1) 2019 will be the year of specialized AI built on proprietary data, and quality over quantity
Data is the key to building smart AI systems. But AI has a data problem – AI models require massive amounts of data to train algorithms, the data preparation process is extremely time-consuming and costly, and oftentimes that data cannot be found online, or is confidential to one organization, so can’t be combined with others to create massive AI systems.
2019 will be the year of specialized AI systems built by organizations based on their own data. Given the realization that organizations sometimes have only limited amounts of data, but also require specialized data, organizations will come to realize that they need tools to easily create quality AI data internally. This quality over quantity approach will require organizations to take stock of the data they have and ask themselves key questions: is this data representative of what I’m looking for, and does it match my goal? Will the production data match this training data? Did I strike a balance between repeatability of images and variation? Is my dataset diverse?
Taking new approaches to data strategy will be make-or-break for overcoming the challenges of AI’s data problem, to develop AI that works in the real world.

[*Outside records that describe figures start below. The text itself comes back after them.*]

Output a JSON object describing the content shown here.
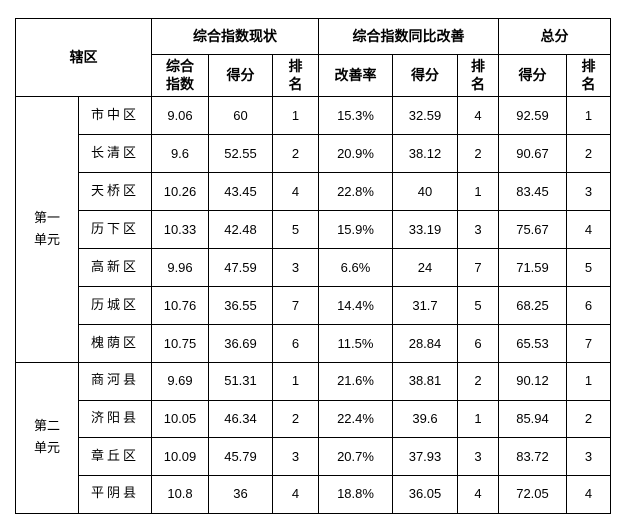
{
  "header": {
    "district": "辖区",
    "group_status": "综合指数现状",
    "group_improve": "综合指数同比改善",
    "group_total": "总分",
    "col_index": "综合指数",
    "col_score": "得分",
    "col_rank": "排名",
    "col_rate": "改善率",
    "col_score2": "得分",
    "col_rank2": "排名",
    "col_total_score": "得分",
    "col_total_rank": "排名"
  },
  "units": [
    {
      "name": "第一单元",
      "rows": [
        {
          "district": "市中区",
          "index": "9.06",
          "score": "60",
          "rank": "1",
          "rate": "15.3%",
          "score2": "32.59",
          "rank2": "4",
          "total": "92.59",
          "total_rank": "1"
        },
        {
          "district": "长清区",
          "index": "9.6",
          "score": "52.55",
          "rank": "2",
          "rate": "20.9%",
          "score2": "38.12",
          "rank2": "2",
          "total": "90.67",
          "total_rank": "2"
        },
        {
          "district": "天桥区",
          "index": "10.26",
          "score": "43.45",
          "rank": "4",
          "rate": "22.8%",
          "score2": "40",
          "rank2": "1",
          "total": "83.45",
          "total_rank": "3"
        },
        {
          "district": "历下区",
          "index": "10.33",
          "score": "42.48",
          "rank": "5",
          "rate": "15.9%",
          "score2": "33.19",
          "rank2": "3",
          "total": "75.67",
          "total_rank": "4"
        },
        {
          "district": "高新区",
          "index": "9.96",
          "score": "47.59",
          "rank": "3",
          "rate": "6.6%",
          "score2": "24",
          "rank2": "7",
          "total": "71.59",
          "total_rank": "5"
        },
        {
          "district": "历城区",
          "index": "10.76",
          "score": "36.55",
          "rank": "7",
          "rate": "14.4%",
          "score2": "31.7",
          "rank2": "5",
          "total": "68.25",
          "total_rank": "6"
        },
        {
          "district": "槐荫区",
          "index": "10.75",
          "score": "36.69",
          "rank": "6",
          "rate": "11.5%",
          "score2": "28.84",
          "rank2": "6",
          "total": "65.53",
          "total_rank": "7"
        }
      ]
    },
    {
      "name": "第二单元",
      "rows": [
        {
          "district": "商河县",
          "index": "9.69",
          "score": "51.31",
          "rank": "1",
          "rate": "21.6%",
          "score2": "38.81",
          "rank2": "2",
          "total": "90.12",
          "total_rank": "1"
        },
        {
          "district": "济阳县",
          "index": "10.05",
          "score": "46.34",
          "rank": "2",
          "rate": "22.4%",
          "score2": "39.6",
          "rank2": "1",
          "total": "85.94",
          "total_rank": "2"
        },
        {
          "district": "章丘区",
          "index": "10.09",
          "score": "45.79",
          "rank": "3",
          "rate": "20.7%",
          "score2": "37.93",
          "rank2": "3",
          "total": "83.72",
          "total_rank": "3"
        },
        {
          "district": "平阴县",
          "index": "10.8",
          "score": "36",
          "rank": "4",
          "rate": "18.8%",
          "score2": "36.05",
          "rank2": "4",
          "total": "72.05",
          "total_rank": "4"
        }
      ]
    }
  ]
}
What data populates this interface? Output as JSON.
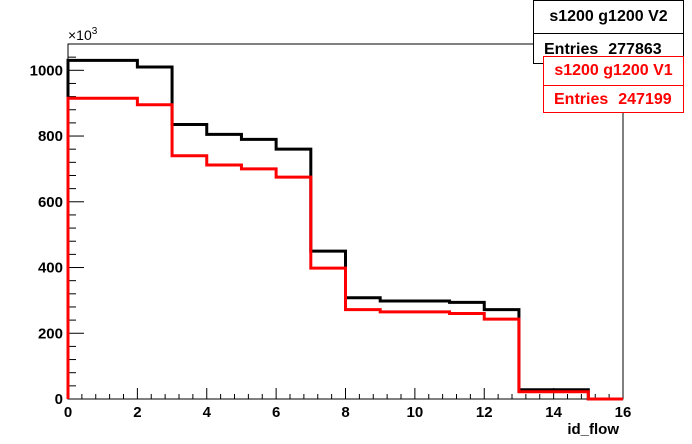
{
  "chart_data": {
    "type": "line",
    "step": true,
    "xlabel": "id_flow",
    "ylabel": "",
    "y_multiplier_label": "×10",
    "y_multiplier_exp": "3",
    "xlim": [
      0,
      16
    ],
    "ylim": [
      0,
      1080
    ],
    "x_ticks": [
      0,
      2,
      4,
      6,
      8,
      10,
      12,
      14,
      16
    ],
    "y_ticks": [
      0,
      200,
      400,
      600,
      800,
      1000
    ],
    "bin_edges": [
      0,
      1,
      2,
      3,
      4,
      5,
      6,
      7,
      8,
      9,
      10,
      11,
      12,
      13,
      14,
      15,
      16
    ],
    "series": [
      {
        "name": "s1200 g1200 V2",
        "entries_label": "Entries",
        "entries": "277863",
        "color": "#000000",
        "values": [
          1030,
          1030,
          1010,
          835,
          805,
          790,
          760,
          450,
          308,
          298,
          298,
          294,
          272,
          28,
          28,
          0
        ]
      },
      {
        "name": "s1200 g1200 V1",
        "entries_label": "Entries",
        "entries": "247199",
        "color": "#ff0000",
        "values": [
          915,
          915,
          895,
          740,
          712,
          700,
          675,
          398,
          272,
          265,
          265,
          260,
          243,
          22,
          22,
          0
        ]
      }
    ]
  }
}
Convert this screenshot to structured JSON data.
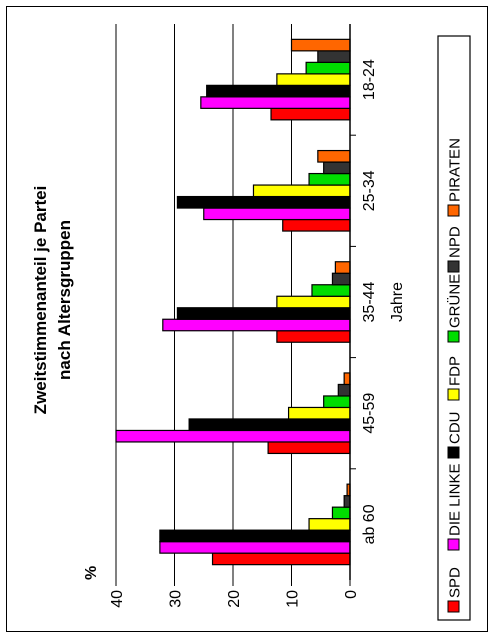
{
  "chart_data": {
    "type": "bar",
    "orientation": "rotated-90",
    "title_lines": [
      "Zweitstimmenanteil je Partei",
      "nach Altersgruppen"
    ],
    "ylabel": "%",
    "xlabel": "Jahre",
    "ylim": [
      0,
      40
    ],
    "yticks": [
      "0",
      "10",
      "20",
      "30",
      "40"
    ],
    "grid": true,
    "legend_position": "right",
    "categories": [
      "18-24",
      "25-34",
      "35-44",
      "45-59",
      "ab 60"
    ],
    "series": [
      {
        "name": "SPD",
        "color": "#ff0000",
        "values": [
          13.5,
          11.5,
          12.5,
          14,
          23.5
        ]
      },
      {
        "name": "DIE LINKE",
        "color": "#ff00ff",
        "values": [
          25.5,
          25,
          32,
          40,
          32.5
        ]
      },
      {
        "name": "CDU",
        "color": "#000000",
        "values": [
          24.5,
          29.5,
          29.5,
          27.5,
          32.5
        ]
      },
      {
        "name": "FDP",
        "color": "#ffff00",
        "values": [
          12.5,
          16.5,
          12.5,
          10.5,
          7
        ]
      },
      {
        "name": "GRÜNE",
        "color": "#00dd00",
        "values": [
          7.5,
          7,
          6.5,
          4.5,
          3
        ]
      },
      {
        "name": "NPD",
        "color": "#333333",
        "values": [
          5.5,
          4.5,
          3,
          2,
          1
        ]
      },
      {
        "name": "PIRATEN",
        "color": "#ff6600",
        "values": [
          10,
          5.5,
          2.5,
          1,
          0.5
        ]
      }
    ]
  }
}
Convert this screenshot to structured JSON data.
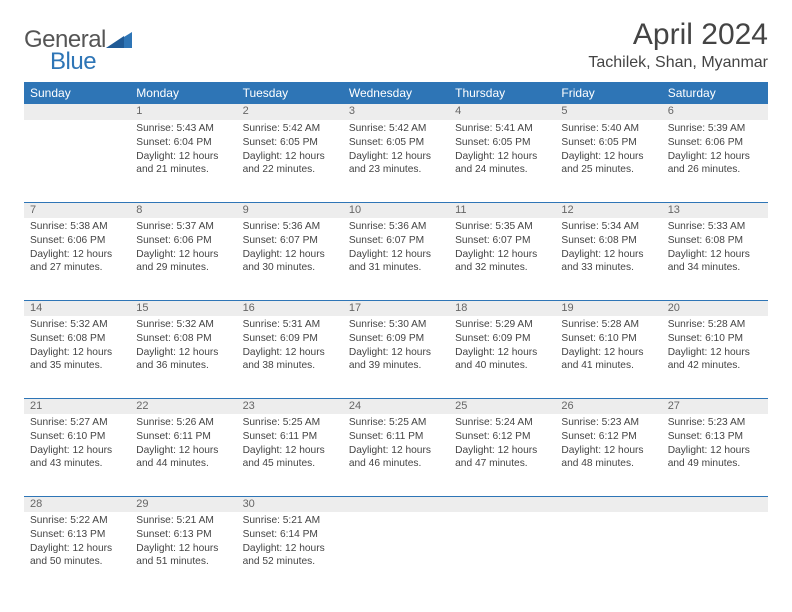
{
  "brand": {
    "text1": "General",
    "text2": "Blue",
    "color_general": "#555555",
    "color_blue": "#2e75b6"
  },
  "title": "April 2024",
  "location": "Tachilek, Shan, Myanmar",
  "header_bg": "#2e75b6",
  "header_text_color": "#ffffff",
  "daynum_bg": "#ededed",
  "border_color": "#2e75b6",
  "days": [
    "Sunday",
    "Monday",
    "Tuesday",
    "Wednesday",
    "Thursday",
    "Friday",
    "Saturday"
  ],
  "weeks": [
    [
      {
        "n": "",
        "lines": []
      },
      {
        "n": "1",
        "lines": [
          "Sunrise: 5:43 AM",
          "Sunset: 6:04 PM",
          "Daylight: 12 hours and 21 minutes."
        ]
      },
      {
        "n": "2",
        "lines": [
          "Sunrise: 5:42 AM",
          "Sunset: 6:05 PM",
          "Daylight: 12 hours and 22 minutes."
        ]
      },
      {
        "n": "3",
        "lines": [
          "Sunrise: 5:42 AM",
          "Sunset: 6:05 PM",
          "Daylight: 12 hours and 23 minutes."
        ]
      },
      {
        "n": "4",
        "lines": [
          "Sunrise: 5:41 AM",
          "Sunset: 6:05 PM",
          "Daylight: 12 hours and 24 minutes."
        ]
      },
      {
        "n": "5",
        "lines": [
          "Sunrise: 5:40 AM",
          "Sunset: 6:05 PM",
          "Daylight: 12 hours and 25 minutes."
        ]
      },
      {
        "n": "6",
        "lines": [
          "Sunrise: 5:39 AM",
          "Sunset: 6:06 PM",
          "Daylight: 12 hours and 26 minutes."
        ]
      }
    ],
    [
      {
        "n": "7",
        "lines": [
          "Sunrise: 5:38 AM",
          "Sunset: 6:06 PM",
          "Daylight: 12 hours and 27 minutes."
        ]
      },
      {
        "n": "8",
        "lines": [
          "Sunrise: 5:37 AM",
          "Sunset: 6:06 PM",
          "Daylight: 12 hours and 29 minutes."
        ]
      },
      {
        "n": "9",
        "lines": [
          "Sunrise: 5:36 AM",
          "Sunset: 6:07 PM",
          "Daylight: 12 hours and 30 minutes."
        ]
      },
      {
        "n": "10",
        "lines": [
          "Sunrise: 5:36 AM",
          "Sunset: 6:07 PM",
          "Daylight: 12 hours and 31 minutes."
        ]
      },
      {
        "n": "11",
        "lines": [
          "Sunrise: 5:35 AM",
          "Sunset: 6:07 PM",
          "Daylight: 12 hours and 32 minutes."
        ]
      },
      {
        "n": "12",
        "lines": [
          "Sunrise: 5:34 AM",
          "Sunset: 6:08 PM",
          "Daylight: 12 hours and 33 minutes."
        ]
      },
      {
        "n": "13",
        "lines": [
          "Sunrise: 5:33 AM",
          "Sunset: 6:08 PM",
          "Daylight: 12 hours and 34 minutes."
        ]
      }
    ],
    [
      {
        "n": "14",
        "lines": [
          "Sunrise: 5:32 AM",
          "Sunset: 6:08 PM",
          "Daylight: 12 hours and 35 minutes."
        ]
      },
      {
        "n": "15",
        "lines": [
          "Sunrise: 5:32 AM",
          "Sunset: 6:08 PM",
          "Daylight: 12 hours and 36 minutes."
        ]
      },
      {
        "n": "16",
        "lines": [
          "Sunrise: 5:31 AM",
          "Sunset: 6:09 PM",
          "Daylight: 12 hours and 38 minutes."
        ]
      },
      {
        "n": "17",
        "lines": [
          "Sunrise: 5:30 AM",
          "Sunset: 6:09 PM",
          "Daylight: 12 hours and 39 minutes."
        ]
      },
      {
        "n": "18",
        "lines": [
          "Sunrise: 5:29 AM",
          "Sunset: 6:09 PM",
          "Daylight: 12 hours and 40 minutes."
        ]
      },
      {
        "n": "19",
        "lines": [
          "Sunrise: 5:28 AM",
          "Sunset: 6:10 PM",
          "Daylight: 12 hours and 41 minutes."
        ]
      },
      {
        "n": "20",
        "lines": [
          "Sunrise: 5:28 AM",
          "Sunset: 6:10 PM",
          "Daylight: 12 hours and 42 minutes."
        ]
      }
    ],
    [
      {
        "n": "21",
        "lines": [
          "Sunrise: 5:27 AM",
          "Sunset: 6:10 PM",
          "Daylight: 12 hours and 43 minutes."
        ]
      },
      {
        "n": "22",
        "lines": [
          "Sunrise: 5:26 AM",
          "Sunset: 6:11 PM",
          "Daylight: 12 hours and 44 minutes."
        ]
      },
      {
        "n": "23",
        "lines": [
          "Sunrise: 5:25 AM",
          "Sunset: 6:11 PM",
          "Daylight: 12 hours and 45 minutes."
        ]
      },
      {
        "n": "24",
        "lines": [
          "Sunrise: 5:25 AM",
          "Sunset: 6:11 PM",
          "Daylight: 12 hours and 46 minutes."
        ]
      },
      {
        "n": "25",
        "lines": [
          "Sunrise: 5:24 AM",
          "Sunset: 6:12 PM",
          "Daylight: 12 hours and 47 minutes."
        ]
      },
      {
        "n": "26",
        "lines": [
          "Sunrise: 5:23 AM",
          "Sunset: 6:12 PM",
          "Daylight: 12 hours and 48 minutes."
        ]
      },
      {
        "n": "27",
        "lines": [
          "Sunrise: 5:23 AM",
          "Sunset: 6:13 PM",
          "Daylight: 12 hours and 49 minutes."
        ]
      }
    ],
    [
      {
        "n": "28",
        "lines": [
          "Sunrise: 5:22 AM",
          "Sunset: 6:13 PM",
          "Daylight: 12 hours and 50 minutes."
        ]
      },
      {
        "n": "29",
        "lines": [
          "Sunrise: 5:21 AM",
          "Sunset: 6:13 PM",
          "Daylight: 12 hours and 51 minutes."
        ]
      },
      {
        "n": "30",
        "lines": [
          "Sunrise: 5:21 AM",
          "Sunset: 6:14 PM",
          "Daylight: 12 hours and 52 minutes."
        ]
      },
      {
        "n": "",
        "lines": []
      },
      {
        "n": "",
        "lines": []
      },
      {
        "n": "",
        "lines": []
      },
      {
        "n": "",
        "lines": []
      }
    ]
  ]
}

2) The industry must come together to foster a global economy around AI
2018 saw the continuation of contentious debates around technology development across national borders. In the case of AI specifically, many have advocated for the U.S. to take a competitive approach with other nations, avoiding collaborations or knowledge-sharing in light of politics, trade restrictions, and privacy concerns.
While privacy and ethics should be central to any discussion about AI – whether domestically or abroad – the industry needs to shift its mindset toward creating a global economy around AI. AI has the potential to help solve some of the world’s most pressing challenges today and benefit society in a number of ways, but only if we open the door to conversations between the many nations leading the AI revolution.

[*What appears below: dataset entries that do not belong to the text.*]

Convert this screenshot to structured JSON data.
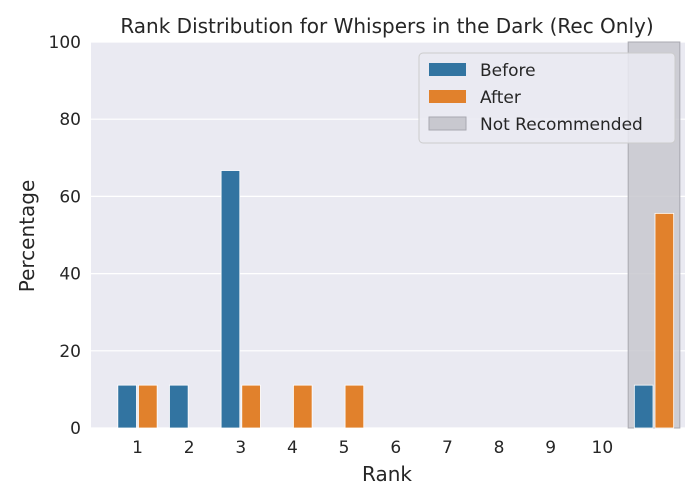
{
  "chart_data": {
    "type": "bar",
    "title": "Rank Distribution for Whispers in the Dark (Rec Only)",
    "xlabel": "Rank",
    "ylabel": "Percentage",
    "ylim": [
      0,
      100
    ],
    "yticks": [
      0,
      20,
      40,
      60,
      80,
      100
    ],
    "categories": [
      "1",
      "2",
      "3",
      "4",
      "5",
      "6",
      "7",
      "8",
      "9",
      "10",
      ""
    ],
    "series": [
      {
        "name": "Before",
        "color": "#3274a1",
        "values": [
          11.1,
          11.1,
          66.7,
          0,
          0,
          0,
          0,
          0,
          0,
          0,
          11.1
        ]
      },
      {
        "name": "After",
        "color": "#e1812c",
        "values": [
          11.1,
          0,
          11.1,
          11.1,
          11.1,
          0,
          0,
          0,
          0,
          0,
          55.6
        ]
      }
    ],
    "highlight": {
      "label": "Not Recommended",
      "category_index": 10,
      "color": "#c8c8cf"
    },
    "legend_position": "top-right",
    "grid": true,
    "background_color": "#eaeaf2"
  }
}
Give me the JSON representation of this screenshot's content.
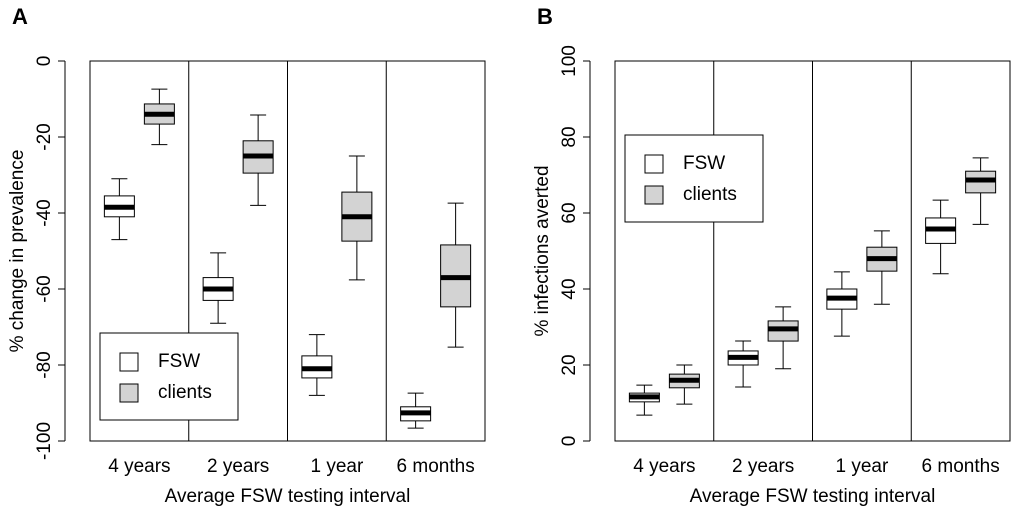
{
  "charts": [
    {
      "type": "box",
      "title": "A",
      "ylabel": "% change in prevalence",
      "xlabel": "Average FSW testing interval",
      "categories": [
        "4 years",
        "2 years",
        "1 year",
        "6 months"
      ],
      "ylim": [
        -100,
        0
      ],
      "yticks": [
        0,
        -20,
        -40,
        -60,
        -80,
        -100
      ],
      "legend": "bottom-left",
      "series": [
        {
          "name": "FSW",
          "color": "#ffffff",
          "values": [
            {
              "min": -47,
              "q1": -41,
              "median": -38.5,
              "q3": -35.5,
              "max": -31
            },
            {
              "min": -69,
              "q1": -63,
              "median": -60,
              "q3": -57,
              "max": -50.5
            },
            {
              "min": -88,
              "q1": -83.4,
              "median": -81,
              "q3": -77.6,
              "max": -72
            },
            {
              "min": -96.6,
              "q1": -94.7,
              "median": -92.6,
              "q3": -91,
              "max": -87.4
            }
          ]
        },
        {
          "name": "clients",
          "color": "#d3d3d3",
          "values": [
            {
              "min": -22,
              "q1": -16.6,
              "median": -14,
              "q3": -11.3,
              "max": -7.4
            },
            {
              "min": -38,
              "q1": -29.5,
              "median": -25,
              "q3": -21,
              "max": -14.2
            },
            {
              "min": -57.6,
              "q1": -47.4,
              "median": -41,
              "q3": -34.5,
              "max": -25
            },
            {
              "min": -75.3,
              "q1": -64.7,
              "median": -57,
              "q3": -48.4,
              "max": -37.4
            }
          ]
        }
      ]
    },
    {
      "type": "box",
      "title": "B",
      "ylabel": "% infections averted",
      "xlabel": "Average FSW testing interval",
      "categories": [
        "4 years",
        "2 years",
        "1 year",
        "6 months"
      ],
      "ylim": [
        0,
        100
      ],
      "yticks": [
        0,
        20,
        40,
        60,
        80,
        100
      ],
      "legend": "top-left",
      "series": [
        {
          "name": "FSW",
          "color": "#ffffff",
          "values": [
            {
              "min": 6.8,
              "q1": 10.3,
              "median": 11.6,
              "q3": 12.6,
              "max": 14.7
            },
            {
              "min": 14.2,
              "q1": 20,
              "median": 22,
              "q3": 23.7,
              "max": 26.3
            },
            {
              "min": 27.6,
              "q1": 34.7,
              "median": 37.6,
              "q3": 40,
              "max": 44.5
            },
            {
              "min": 44,
              "q1": 52,
              "median": 55.8,
              "q3": 58.7,
              "max": 63.4
            }
          ]
        },
        {
          "name": "clients",
          "color": "#d3d3d3",
          "values": [
            {
              "min": 9.7,
              "q1": 14,
              "median": 16,
              "q3": 17.6,
              "max": 20
            },
            {
              "min": 19,
              "q1": 26.3,
              "median": 29.5,
              "q3": 31.6,
              "max": 35.3
            },
            {
              "min": 36,
              "q1": 44.7,
              "median": 48,
              "q3": 51,
              "max": 55.3
            },
            {
              "min": 57,
              "q1": 65.3,
              "median": 68.7,
              "q3": 71,
              "max": 74.5
            }
          ]
        }
      ]
    }
  ]
}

Like any technology, AI is a tool whose applications reflect the intentions of its creator. It is up to us, as a global AI economy, to show the path, and come together to guide AI use cases in the right direction. Without a global approach, AI will fail to serve all of the communities and people that the technology has the potential to reach.

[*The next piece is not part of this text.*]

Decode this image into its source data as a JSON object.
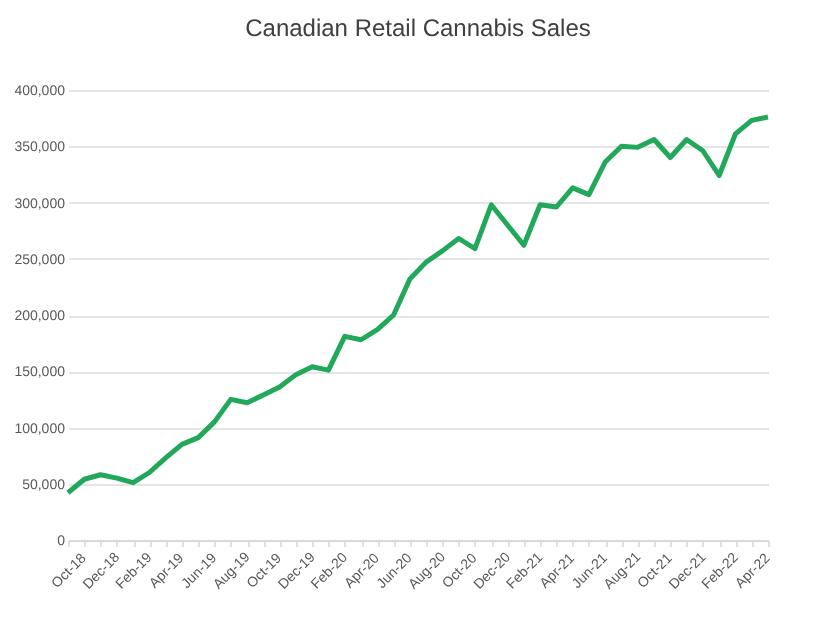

3) AI that lives and learns at the edge will save our privacy, and address AI’s learning disorder
AI today has a learning disorder, known as the issue of “catastrophic forgetting.” When AI models need to learn something new, they typically forget what they’ve previously learned and need to be retrained. Since learning is incredibly time and (computing) resource consuming, it is done online. And, since AI needs data to learn, all pertinent (and confidential/personal) data needs to be shuttled to a server. Once data it’s gone from your device, it’s gone…and users do not have control over its fate. This technological barrier poses a potential privacy issue if the data cannot legally or morally be saved due to GDPR or other ethical standards.
Today’s technical requirements for AI simply won’t cut it in light of current privacy standards, nor the demands for usability and adaptability of AI in deployment. In 2019, lifelong learning deep neural networks (L-DNN) will emerge as the new paradigm for AI learning. AI algorithms built on L-DNN will be able to learn continuously, in the same way that the human brain does. And, L-DNN can enable lifelong learning at the edge and directly on devices, eliminating the need to send all the confidential and private training data to a server. Taking a new approach to AI learning is the only way to build solutions that are both useful and respectful of people’s privacy.
4) While AI education will be reimagined to address the AI skills gap, new tools will emerge to lower the barrier to AI
There’s been a lot of hype around the quickly growing AI movement in recent years. But the reality is, there simply aren’t enough developers or AI talent to make the technology deliver on its promise. By some estimates, there are only about 300,000 AI engineers worldwide, but millions are needed. In terms of PhDs, there are 22,000 of them in AI worldwide, with a fixed cost of 4 year program to create a new one from scratch.
In 2019, we’ll see organizations – ranging from startups, to academic institutions, to tech behemoths and the like – revisit the current AI education system and approaches to AI training, to help close the skills gap, and foster the next generation of AI talent. We’ve already seen investments of this nature from leading universities like MIT, which recently announced a new college of computing to address the impending implications of AI. Microsoft also launched new training programs to address the shortage of AI skills in business and academia. And start-ups – including Neurala – are joining the cause too. We recently announced that we’re partnering with academic institutions and developer education programs to devise a new AI curriculum, and provide tools to help students enhance their skill set.
However, the extended training required to create a skilled AI Engineer or PhD will need to be compensated by lowering the “AI skills barrier” for current software engineers. This will be done via new software tools that require less and less knowledge of what’s under the “AI hood,” but still allow organizations to reap the benefits of this technology in their workflow.